We drove through some more quaint villages including one called Stiffkey (prononced Stookey?).
The streets were really, really narrow and on the outskirts of town a rubbish skip was being collected - traffic in both directions just had to sit and wait for 10 minutes.
We arrived in Kings Lynn amid the evening rush hour, no sign of anything touristy - a rather grey, busy town. We headed out to a major road intersection where there were 'services' as we needed the loo.
We were going to use McDonalds, as they always have clean toilets. When we pulled into the carpark we spotted in the background a Premier Inn. Not our first choice of accommodation as we prefer the more intimate atmosphere of a landlady and a Bed and Breakfast, but they are very clean and the beds are comfortable (we had stayed in one up in Shrewsbury). It was now almost 6.00pm so the choice was made if they had a vacancy - they did and we were in.

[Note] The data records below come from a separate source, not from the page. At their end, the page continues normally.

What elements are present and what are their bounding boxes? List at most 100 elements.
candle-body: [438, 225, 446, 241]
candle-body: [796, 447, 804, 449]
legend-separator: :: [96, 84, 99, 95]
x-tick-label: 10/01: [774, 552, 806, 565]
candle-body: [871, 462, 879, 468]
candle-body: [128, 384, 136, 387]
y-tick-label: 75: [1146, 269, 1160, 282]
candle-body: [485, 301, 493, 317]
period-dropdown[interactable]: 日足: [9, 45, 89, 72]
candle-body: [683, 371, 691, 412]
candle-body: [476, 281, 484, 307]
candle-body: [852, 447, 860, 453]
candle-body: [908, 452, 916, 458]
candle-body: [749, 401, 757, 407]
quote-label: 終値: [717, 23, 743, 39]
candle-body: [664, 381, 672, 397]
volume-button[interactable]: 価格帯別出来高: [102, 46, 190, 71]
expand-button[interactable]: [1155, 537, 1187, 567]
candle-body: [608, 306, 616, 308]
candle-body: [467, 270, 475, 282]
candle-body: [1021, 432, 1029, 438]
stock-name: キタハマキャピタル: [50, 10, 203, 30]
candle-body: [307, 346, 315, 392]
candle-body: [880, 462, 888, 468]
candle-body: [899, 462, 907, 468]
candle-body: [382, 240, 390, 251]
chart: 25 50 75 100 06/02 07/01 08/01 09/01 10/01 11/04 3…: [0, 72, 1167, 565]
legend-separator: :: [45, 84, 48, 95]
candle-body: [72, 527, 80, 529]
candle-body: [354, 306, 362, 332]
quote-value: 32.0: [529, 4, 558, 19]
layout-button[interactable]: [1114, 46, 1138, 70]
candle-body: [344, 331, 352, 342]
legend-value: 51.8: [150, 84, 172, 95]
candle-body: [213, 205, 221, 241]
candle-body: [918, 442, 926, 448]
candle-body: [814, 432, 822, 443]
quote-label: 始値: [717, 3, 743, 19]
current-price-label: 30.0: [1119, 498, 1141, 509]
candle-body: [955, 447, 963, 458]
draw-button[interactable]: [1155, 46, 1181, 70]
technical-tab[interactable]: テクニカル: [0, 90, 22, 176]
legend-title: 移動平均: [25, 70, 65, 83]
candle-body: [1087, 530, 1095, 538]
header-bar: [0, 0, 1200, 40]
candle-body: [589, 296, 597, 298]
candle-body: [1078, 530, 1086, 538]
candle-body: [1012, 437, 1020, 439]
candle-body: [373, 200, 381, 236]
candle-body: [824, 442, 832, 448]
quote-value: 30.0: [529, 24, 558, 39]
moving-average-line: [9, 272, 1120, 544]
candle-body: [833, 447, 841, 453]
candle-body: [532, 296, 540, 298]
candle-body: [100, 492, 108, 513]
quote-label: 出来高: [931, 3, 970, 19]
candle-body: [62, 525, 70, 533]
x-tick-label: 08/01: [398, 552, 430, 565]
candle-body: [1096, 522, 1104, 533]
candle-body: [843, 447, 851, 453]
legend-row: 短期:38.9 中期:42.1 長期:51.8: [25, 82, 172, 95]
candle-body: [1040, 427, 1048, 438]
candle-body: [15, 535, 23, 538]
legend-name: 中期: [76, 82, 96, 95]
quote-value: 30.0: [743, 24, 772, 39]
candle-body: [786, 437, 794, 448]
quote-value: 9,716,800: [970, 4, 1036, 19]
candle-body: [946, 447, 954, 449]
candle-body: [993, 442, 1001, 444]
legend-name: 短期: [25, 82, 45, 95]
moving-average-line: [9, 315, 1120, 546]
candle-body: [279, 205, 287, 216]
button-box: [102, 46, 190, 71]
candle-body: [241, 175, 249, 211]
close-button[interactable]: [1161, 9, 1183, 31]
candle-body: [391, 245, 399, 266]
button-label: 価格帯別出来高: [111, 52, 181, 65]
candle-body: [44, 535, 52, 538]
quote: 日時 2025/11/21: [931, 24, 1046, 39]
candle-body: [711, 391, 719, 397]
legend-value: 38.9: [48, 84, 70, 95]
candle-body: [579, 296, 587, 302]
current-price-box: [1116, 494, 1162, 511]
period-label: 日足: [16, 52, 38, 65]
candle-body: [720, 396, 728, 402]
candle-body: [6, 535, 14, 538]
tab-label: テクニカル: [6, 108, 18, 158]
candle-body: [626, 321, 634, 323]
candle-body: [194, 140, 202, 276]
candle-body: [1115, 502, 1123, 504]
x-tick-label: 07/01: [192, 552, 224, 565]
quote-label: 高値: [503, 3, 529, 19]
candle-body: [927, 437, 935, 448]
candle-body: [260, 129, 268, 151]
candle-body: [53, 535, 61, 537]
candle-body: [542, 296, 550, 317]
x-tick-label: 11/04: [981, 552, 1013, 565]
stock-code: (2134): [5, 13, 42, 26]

Next door to the Inn was a 'chain' restaurant - Brewers Fayre. They say that they do 'basic pub grub'.
Well, most pub meals we've had have been really good - we were both tired and hungry so gave it a go.
It's not on the top 100 list of places to eat!
Breakfast is not included in Premier Inn tariffs (an extra 5 pounds 25 pence for a continental breakfast, or 8 pounds 25 pence for a cooked breakfast) so the next morning there was only one choice - coffee and a bagel at McDonalds. Then it was on the main road for a direct drive to Lincoln.
We plan to spend 2 nights here enjoying the tourist sights before hitting the Transport Museums north of here at the weekend.